I have major concerns for my own sub- speciality of maternal/fetal medicine as we are now seeing a significant drift to the private sector, even from those who have chosen to work full time in tertiary high risk obstetrics. I believe that something has to be done to reverse this trend and to put some balance back into this situation so that full time employment in the public system is much more competitive with the kinds of incomes which are now possible in the private sector.

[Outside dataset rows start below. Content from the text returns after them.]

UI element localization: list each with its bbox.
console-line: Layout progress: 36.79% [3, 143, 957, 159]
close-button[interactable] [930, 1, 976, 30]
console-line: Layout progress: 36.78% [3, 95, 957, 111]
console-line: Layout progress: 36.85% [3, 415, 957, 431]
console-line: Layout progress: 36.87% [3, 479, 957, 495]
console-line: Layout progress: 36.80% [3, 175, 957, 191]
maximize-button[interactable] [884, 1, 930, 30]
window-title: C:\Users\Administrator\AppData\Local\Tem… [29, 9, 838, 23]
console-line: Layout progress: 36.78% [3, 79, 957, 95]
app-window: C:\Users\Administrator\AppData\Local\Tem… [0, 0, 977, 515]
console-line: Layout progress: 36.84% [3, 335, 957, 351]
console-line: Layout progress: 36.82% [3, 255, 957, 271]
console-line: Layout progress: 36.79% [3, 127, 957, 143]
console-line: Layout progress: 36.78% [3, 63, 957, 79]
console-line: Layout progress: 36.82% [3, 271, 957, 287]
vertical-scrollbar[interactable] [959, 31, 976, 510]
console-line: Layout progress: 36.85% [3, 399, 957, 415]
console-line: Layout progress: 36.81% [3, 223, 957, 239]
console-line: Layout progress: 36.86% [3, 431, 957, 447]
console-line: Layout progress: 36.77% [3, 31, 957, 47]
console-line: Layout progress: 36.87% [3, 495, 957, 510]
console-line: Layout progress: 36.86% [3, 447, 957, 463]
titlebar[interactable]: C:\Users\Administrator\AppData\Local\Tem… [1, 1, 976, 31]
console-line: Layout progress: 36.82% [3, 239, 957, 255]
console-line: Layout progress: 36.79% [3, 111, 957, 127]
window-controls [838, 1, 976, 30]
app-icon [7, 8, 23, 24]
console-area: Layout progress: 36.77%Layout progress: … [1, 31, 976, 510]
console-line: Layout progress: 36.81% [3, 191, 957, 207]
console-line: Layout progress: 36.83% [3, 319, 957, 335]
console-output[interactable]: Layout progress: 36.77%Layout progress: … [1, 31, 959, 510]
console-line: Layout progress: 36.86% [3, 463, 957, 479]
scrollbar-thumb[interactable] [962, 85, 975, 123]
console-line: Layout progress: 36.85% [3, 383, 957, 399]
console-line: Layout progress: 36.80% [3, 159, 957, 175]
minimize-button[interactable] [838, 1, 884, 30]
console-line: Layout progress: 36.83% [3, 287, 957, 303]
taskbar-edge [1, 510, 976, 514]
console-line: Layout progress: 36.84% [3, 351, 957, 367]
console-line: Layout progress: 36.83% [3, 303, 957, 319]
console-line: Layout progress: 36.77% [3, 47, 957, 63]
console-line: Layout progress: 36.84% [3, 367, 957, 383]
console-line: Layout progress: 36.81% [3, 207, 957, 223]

This trend is also having an impact on academic O & G. The increasingly small pool of full-time salaried specialists, who often have an academic role as well, are becoming the ‘work-horses’ for the public system. Thus, their ability to carve out an academic career is very limited. If this continues, we can predict the demise of academic O & G in a short time.
You can read the rest of the letter here.
.
There are a number of reasons why a doctor might want to leave the public sector. I’m not pretending income isn’t a factor, but speaking personally I’d leave if even private was less, mainly due to the bloated bureaucracy of public services.